Title: Little Secrets
Author: Anna Snoekstra
Publisher: Harlequin
Pages: 336
Price: Rs. 399
For the jaded city dweller, a small-town spell a breath of much-needed respite and downtime. Then the vacation would end, and you would return home. But protagonist, Rose Blakey is home at Colmstock, and she loves it even lesser than an accidental visitor, and she will try all actions possible to escape from her tragic, desperate hometown. That is in short, the gist of Anna Snoekstra’s second book. Too simple you think? You think wrong.
Having been nominated in 2017 for a Ned Kelly Award for her first thriller novel, ‘Only Daughter’, Anna is a magician at weaving words to relocate you in situ to feel the dead town in the grip of joblessness, worry, grime and heat leaving its natives sweaty and tired, even as they have nowhere to go. She establishes Rose’s helpless at the lack of opportunities and her mother’s perpetual fatigue from slogging at the poultry mill; her inability to ask her stepfather to not render her homeless; her love for her three younger siblings, as a proxy mother and their only real guardian.

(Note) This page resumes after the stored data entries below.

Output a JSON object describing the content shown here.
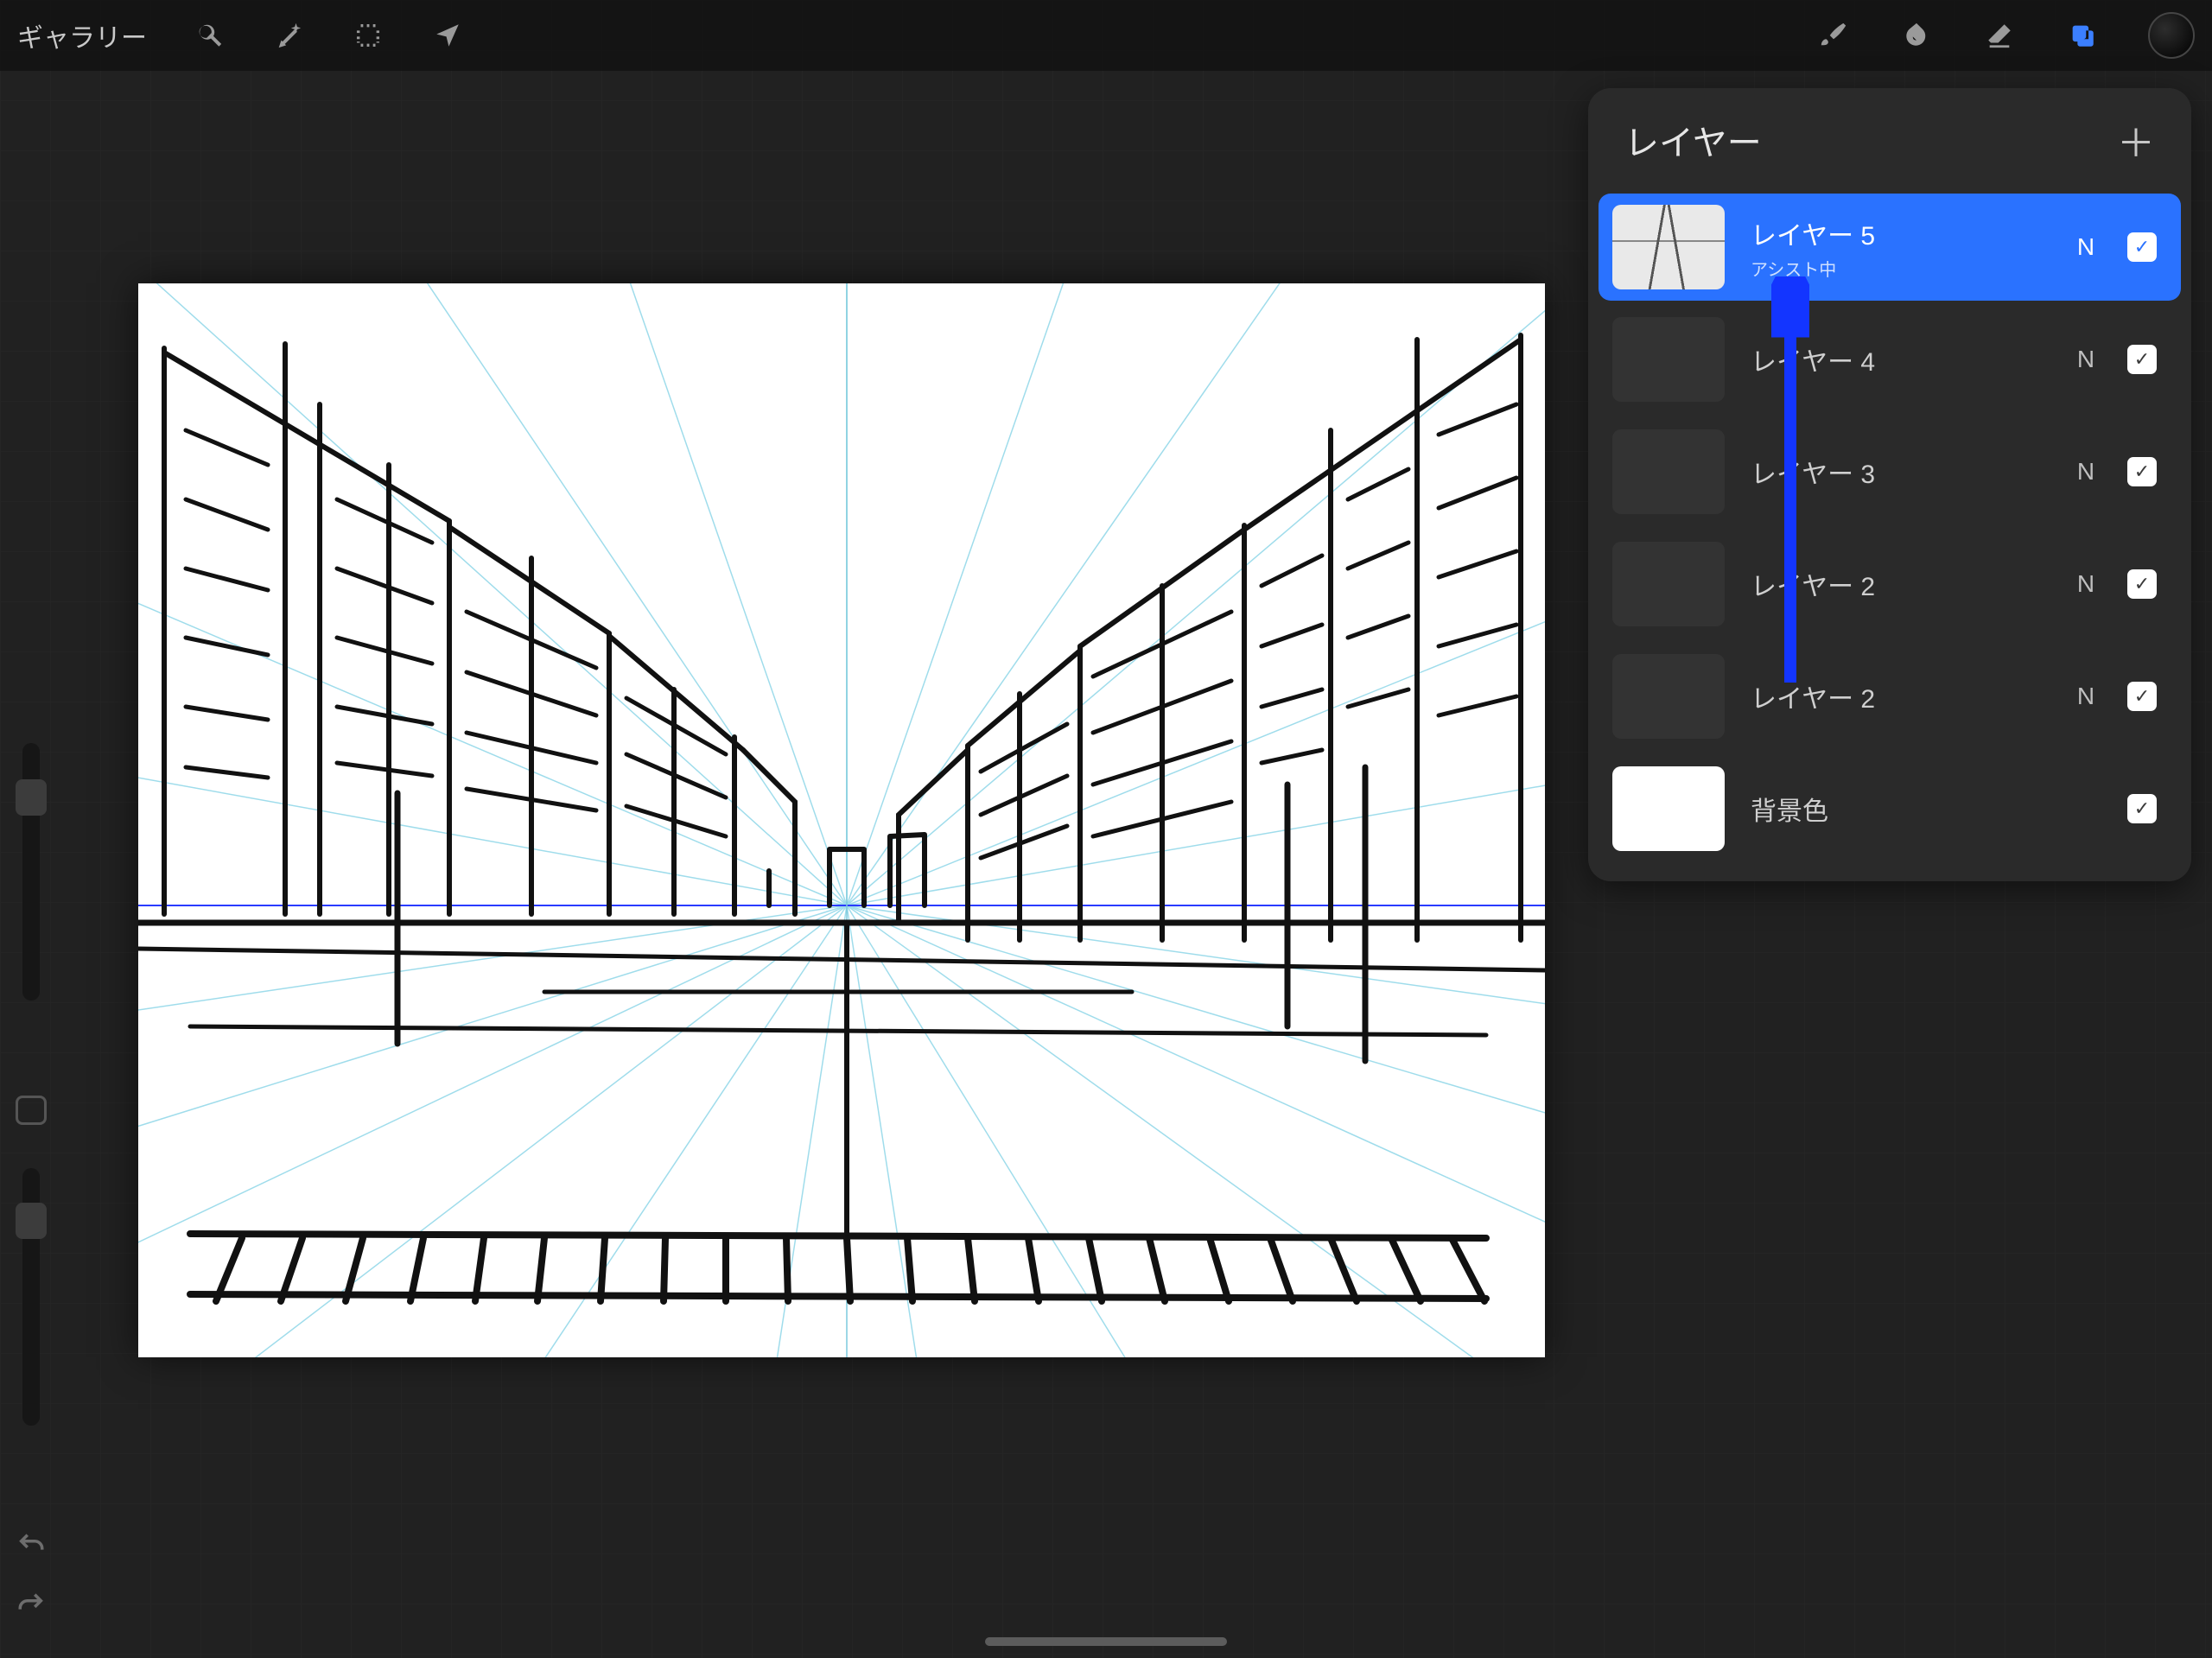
{
  "toolbar": {
    "gallery_label": "ギャラリー"
  },
  "layers_panel": {
    "title": "レイヤー"
  },
  "layers": [
    {
      "name": "レイヤー 5",
      "sub": "アシスト中",
      "blend": "N",
      "visible": true,
      "selected": true,
      "thumb": "sketch"
    },
    {
      "name": "レイヤー 4",
      "sub": "",
      "blend": "N",
      "visible": true,
      "selected": false,
      "thumb": "dark"
    },
    {
      "name": "レイヤー 3",
      "sub": "",
      "blend": "N",
      "visible": true,
      "selected": false,
      "thumb": "dark"
    },
    {
      "name": "レイヤー 2",
      "sub": "",
      "blend": "N",
      "visible": true,
      "selected": false,
      "thumb": "dark"
    },
    {
      "name": "レイヤー 2",
      "sub": "",
      "blend": "N",
      "visible": true,
      "selected": false,
      "thumb": "dark"
    },
    {
      "name": "背景色",
      "sub": "",
      "blend": "",
      "visible": true,
      "selected": false,
      "thumb": "white"
    }
  ]
}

Meanwhile, Rose has worked at an almost sure shot internship at The Sage Review and is waiting with packed suitcases to bid adieu to Colmstock. You smile when Rose after trudging through the grubby streets to her despised barkeep post at Eamon’s Tavern Hotel, unfailingly inspires her best (rather only) friend Mia to aspire for more. Ambitious as she is, Rose is unhappy with just fetching drinks and dodging the tacky flirtations of Senior Sergeant Frank Ghirardello. On the other hand, Mia, saddled with a disabled father and an uncertain future, is convinced she could live her life out here and attempts to make it easier in any manner possible.

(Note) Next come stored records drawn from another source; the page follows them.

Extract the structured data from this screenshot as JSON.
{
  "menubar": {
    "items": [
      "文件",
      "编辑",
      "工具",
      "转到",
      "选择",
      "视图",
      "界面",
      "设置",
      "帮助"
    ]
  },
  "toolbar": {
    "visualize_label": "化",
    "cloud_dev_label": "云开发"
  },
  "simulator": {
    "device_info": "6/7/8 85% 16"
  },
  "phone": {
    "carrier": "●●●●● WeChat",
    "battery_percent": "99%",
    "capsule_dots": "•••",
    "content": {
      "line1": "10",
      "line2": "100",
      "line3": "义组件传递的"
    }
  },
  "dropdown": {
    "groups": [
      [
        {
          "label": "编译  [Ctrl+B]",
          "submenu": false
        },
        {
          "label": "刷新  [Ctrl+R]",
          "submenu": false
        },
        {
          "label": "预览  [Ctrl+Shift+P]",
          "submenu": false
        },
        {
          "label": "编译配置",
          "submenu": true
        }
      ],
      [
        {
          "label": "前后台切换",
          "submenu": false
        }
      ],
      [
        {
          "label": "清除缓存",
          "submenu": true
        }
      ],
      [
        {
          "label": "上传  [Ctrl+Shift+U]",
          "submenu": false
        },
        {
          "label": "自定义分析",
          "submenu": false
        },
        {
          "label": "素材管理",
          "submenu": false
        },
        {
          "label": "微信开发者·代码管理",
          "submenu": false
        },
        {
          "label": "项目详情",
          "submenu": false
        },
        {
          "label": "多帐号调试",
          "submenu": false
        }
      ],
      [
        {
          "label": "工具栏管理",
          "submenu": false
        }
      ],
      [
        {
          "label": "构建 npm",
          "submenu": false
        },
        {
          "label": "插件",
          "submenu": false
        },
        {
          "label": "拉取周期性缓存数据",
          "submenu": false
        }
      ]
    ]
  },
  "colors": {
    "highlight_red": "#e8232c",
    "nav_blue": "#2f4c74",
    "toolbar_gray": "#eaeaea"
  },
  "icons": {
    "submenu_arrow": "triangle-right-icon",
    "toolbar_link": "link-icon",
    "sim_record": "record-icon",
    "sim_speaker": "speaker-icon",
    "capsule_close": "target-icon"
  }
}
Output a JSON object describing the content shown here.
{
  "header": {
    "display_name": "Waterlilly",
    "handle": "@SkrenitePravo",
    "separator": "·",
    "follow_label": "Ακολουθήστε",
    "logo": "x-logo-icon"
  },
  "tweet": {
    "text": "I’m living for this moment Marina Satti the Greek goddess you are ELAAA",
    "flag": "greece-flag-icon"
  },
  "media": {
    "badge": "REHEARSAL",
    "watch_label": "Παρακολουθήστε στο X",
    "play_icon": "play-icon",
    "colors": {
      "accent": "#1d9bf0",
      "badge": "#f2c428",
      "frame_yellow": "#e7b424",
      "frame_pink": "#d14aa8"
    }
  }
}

From the word go, the narrative is very atmospheric and casts a sense of looming gloom. The build-up takes its frustratingly own time, till an unsolved case of fire in the courthouse that kills a child, a tragedy that is huge for a town, so small comes by. This tragedy is quickly followed by fear, as somebody begins leaving dolls on porches that could easily serve as doppelgangers of the kids living at those homes. Obviously, parents are frightened, yet the police find it unusual, but not unsafe. Once, The Sage Review turns down her application, Rose makes it her business to conduct her own investigations regarding these incidents with a not-too-noble intent. Her cub reporter nose sniffs at the second opportunity that has come her way to run out of town. And there is a lot to investigate, meaning more characters (a worried old friend, now a single mommy whose daughter has received one of these dolls, a stranger in a town that does not get any visitors shacked up at the tavern, and some nocturnal paper plate masked gangs) and plots and sub-plots, and slower pace. Soon, Rose sends a story about her initial inquiries to another newspaper, gets commissioned to follow it to the end and then move away with a job. What she had not bargained for is the skeletons that spill out from various closets as a result and what all that could lead to.
The author’s uncanny eye for detail records the gritty yet inconsistent characters of the town people ably. Even Rose falls from her pedestal with her selfish conduct and joins the rank of those who let the bleakness of their lives overlook their humanity. While this dark mood of the novel smacks of the noire genre, I keenly felt the lack of any notable upstanding character in the book. Without any, it becomes as hard to connect with the story as is required for it to be great.
As said earlier, the twists in the tale are way are too many and that may have slowed down the pace. But there are disappointments galore still. Thrillers have to have compelling mysteries and large enough secrets. The biggest twist reveal works out to be a complete non-starter, therefore a total upset for me. So, while I will gift this book to a couple of friends who love thrillers (misery loves company, you know), I will skip adding this little secret to my private collection.